Major telecom operators have dismissed proposals to compensate users for call drops, instead wanting to look for measures to reduce them

Published Date
23 - Sep - 2015
| Last Updated
23 - Sep - 2015
 
Telcos oppose TRAI's compensation policy for call drops

Telecom service providers have opposed the government’s proposal of compensating customers for call drops. Sector regulator TRAI had, earlier this month, released a consultation paper that sought to penalize telcos for call drops.

It had floated a consultation paper seeking comments from the public and the industry over a proposed scheme to compensate users for dropped calls. In response, the Cellular Operators Association of India has said, “Compensation to the consumers for call drop is not the correct approach and will not resolve the problem. Multi stakeholder alignment and collaboration is the only way to resolve the matter. Trai should not make the compensation a mandatory requirement for the operators.” The TSPs have said that efforts should be made to resolve the factors contributing to call drops rather than penalizing operators. The COAI has noted in its response that, except Colombia, there are no provisions for compensating the user for call drops anywhere in the world. Telecom regulators in major South and Southeast Asian countries have mandatory quality of service standards to deal with coverage quality issues.

Public opinion is, however, in favour of a compensation policy being put in place. Earlier, a survey showed that a majority of the respondents think that operators are to be blamed for call drops, while only 19 percent believed that the government is responsible. The Association of Unified Telecom Service Providers of India (AUSPI) has also opposed the move, saying that the factors are often beyond an operator’s direct control.

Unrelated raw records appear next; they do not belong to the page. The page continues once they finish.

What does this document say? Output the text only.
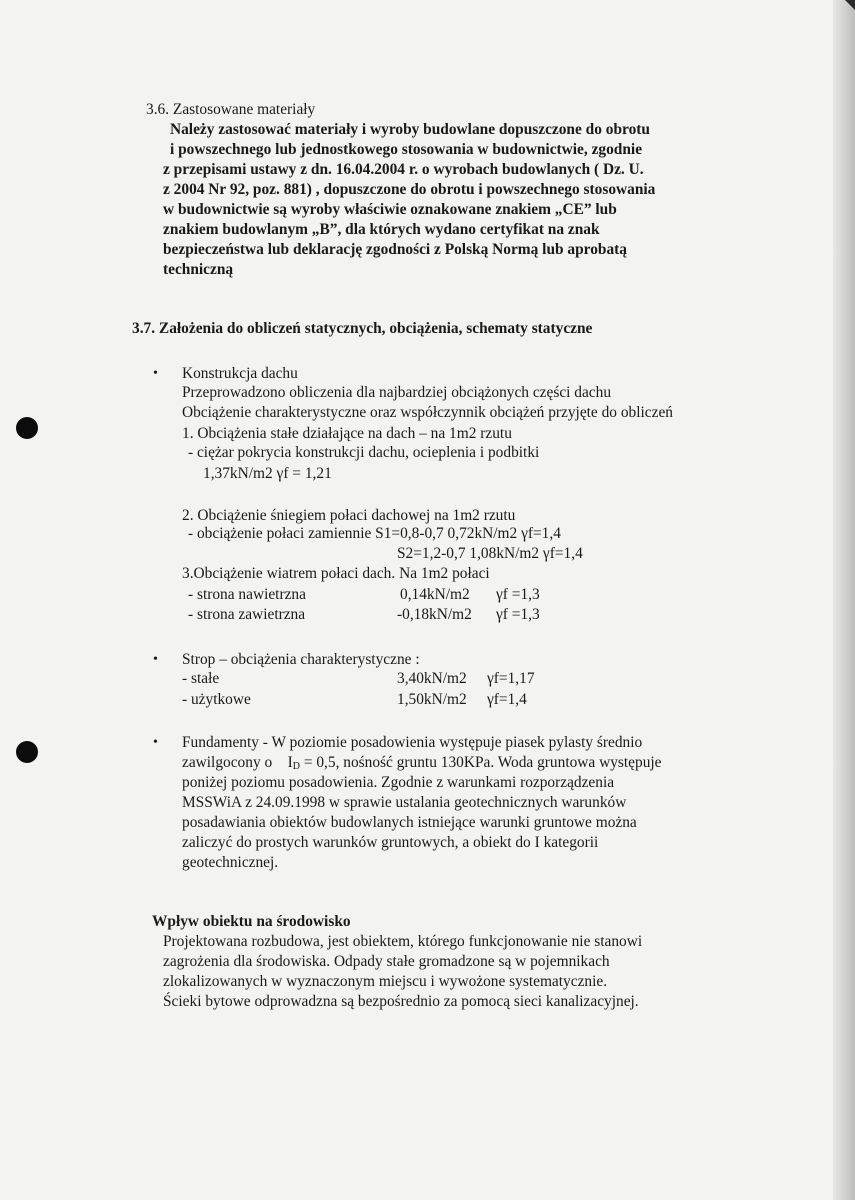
3.6. Zastosowane materiały
Należy zastosować materiały i wyroby budowlane dopuszczone do obrotu
i powszechnego lub jednostkowego stosowania w budownictwie, zgodnie
z przepisami ustawy z dn. 16.04.2004 r. o wyrobach budowlanych ( Dz. U.
z 2004 Nr 92, poz. 881) , dopuszczone do obrotu i powszechnego stosowania
w budownictwie są wyroby właściwie oznakowane znakiem „CE” lub
znakiem budowlanym „B”, dla których wydano certyfikat na znak
bezpieczeństwa lub deklarację zgodności z Polską Normą lub aprobatą
techniczną
3.7. Założenia do obliczeń statycznych, obciążenia, schematy statyczne
• Konstrukcja dachu
Przeprowadzono obliczenia dla najbardziej obciążonych części dachu
Obciążenie charakterystyczne oraz współczynnik obciążeń przyjęte do obliczeń
1. Obciążenia stałe działające na dach – na 1m2 rzutu
- ciężar pokrycia konstrukcji dachu, ocieplenia i podbitki
1,37kN/m2 γf = 1,21
2. Obciążenie śniegiem połaci dachowej na 1m2 rzutu
- obciążenie połaci zamiennie S1=0,8-0,7 0,72kN/m2 γf=1,4
S2=1,2-0,7 1,08kN/m2 γf=1,4
3.Obciążenie wiatrem połaci dach. Na 1m2 połaci
- strona nawietrzna	0,14kN/m2 γf =1,3
- strona zawietrzna	-0,18kN/m2 γf =1,3
• Strop – obciążenia charakterystyczne :
- stałe	3,40kN/m2 γf=1,17
- użytkowe	1,50kN/m2 γf=1,4
• Fundamenty - W poziomie posadowienia występuje piasek pylasty średnio
zawilgocony o $I_D = 0,5$, nośność gruntu 130KPa. Woda gruntowa występuje
poniżej poziomu posadowienia. Zgodnie z warunkami rozporządzenia
MSSWiA z 24.09.1998 w sprawie ustalania geotechnicznych warunków
posadawiania obiektów budowlanych istniejące warunki gruntowe można
zaliczyć do prostych warunków gruntowych, a obiekt do I kategorii
geotechnicznej.
Wpływ obiektu na środowisko
Projektowana rozbudowa, jest obiektem, którego funkcjonowanie nie stanowi
zagrożenia dla środowiska. Odpady stałe gromadzone są w pojemnikach
zlokalizowanych w wyznaczonym miejscu i wywożone systematycznie.
Ścieki bytowe odprowadzna są bezpośrednio za pomocą sieci kanalizacyjnej.
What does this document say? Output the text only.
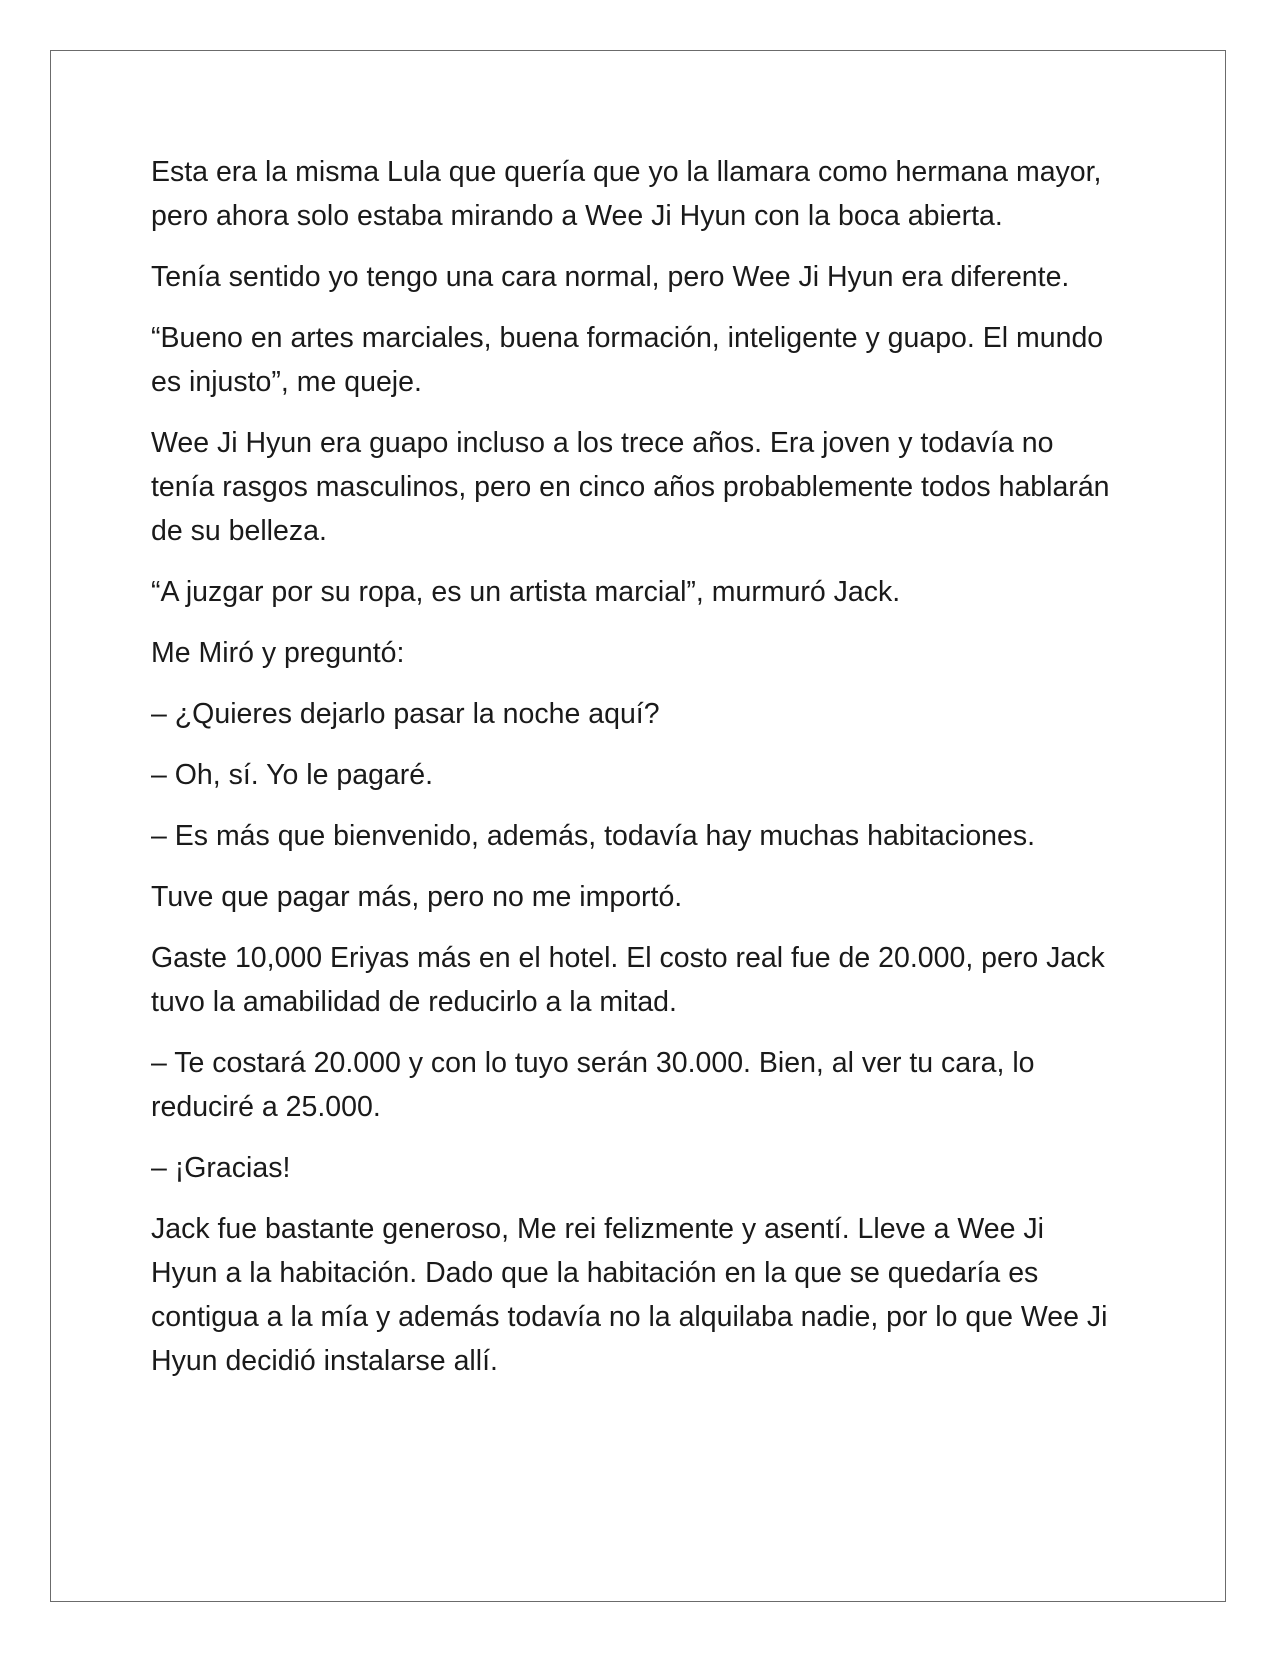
Esta era la misma Lula que quería que yo la llamara como hermana mayor, pero ahora solo estaba mirando a Wee Ji Hyun con la boca abierta.

Tenía sentido yo tengo una cara normal, pero Wee Ji Hyun era diferente.

“Bueno en artes marciales, buena formación, inteligente y guapo. El mundo es injusto”, me queje.

Wee Ji Hyun era guapo incluso a los trece años. Era joven y todavía no tenía rasgos masculinos, pero en cinco años probablemente todos hablarán de su belleza.

“A juzgar por su ropa, es un artista marcial”, murmuró Jack.

Me Miró y preguntó:

– ¿Quieres dejarlo pasar la noche aquí?

– Oh, sí. Yo le pagaré.

– Es más que bienvenido, además, todavía hay muchas habitaciones.

Tuve que pagar más, pero no me importó.

Gaste 10,000 Eriyas más en el hotel. El costo real fue de 20.000, pero Jack tuvo la amabilidad de reducirlo a la mitad.

– Te costará 20.000 y con lo tuyo serán 30.000. Bien, al ver tu cara, lo reduciré a 25.000.

– ¡Gracias!

Jack fue bastante generoso, Me rei felizmente y asentí. Lleve a Wee Ji Hyun a la habitación. Dado que la habitación en la que se quedaría es contigua a la mía y además todavía no la alquilaba nadie, por lo que Wee Ji Hyun decidió instalarse allí.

TRAI came out with the consultation paper on September 4th, detailing a scheme of compensating users for call drops. It proposed that any call getting disconnected within the first 5 seconds should not be charged. If the call drops after 5 seconds, the last pulse should not be charged. Users with pay-per-minute plans have complained about getting charged for an entire minute, even if the call gets disconnected after a few seconds. TRAI’s proposal may have therefore prompted Airtel to move all its prepaid customers to pay-per-second plans. “While we continue to invest aggressively in our network quality and deploy new sites to further enhance our robust & wide network presence, as yet another token measure of our commitment we are today taking the lead to move our customers to the affordable per second plans ensuring that they pay only for what they use," Ajai Puri, Director, Market Operations, Bharti Airtel (India & South Asia) had said.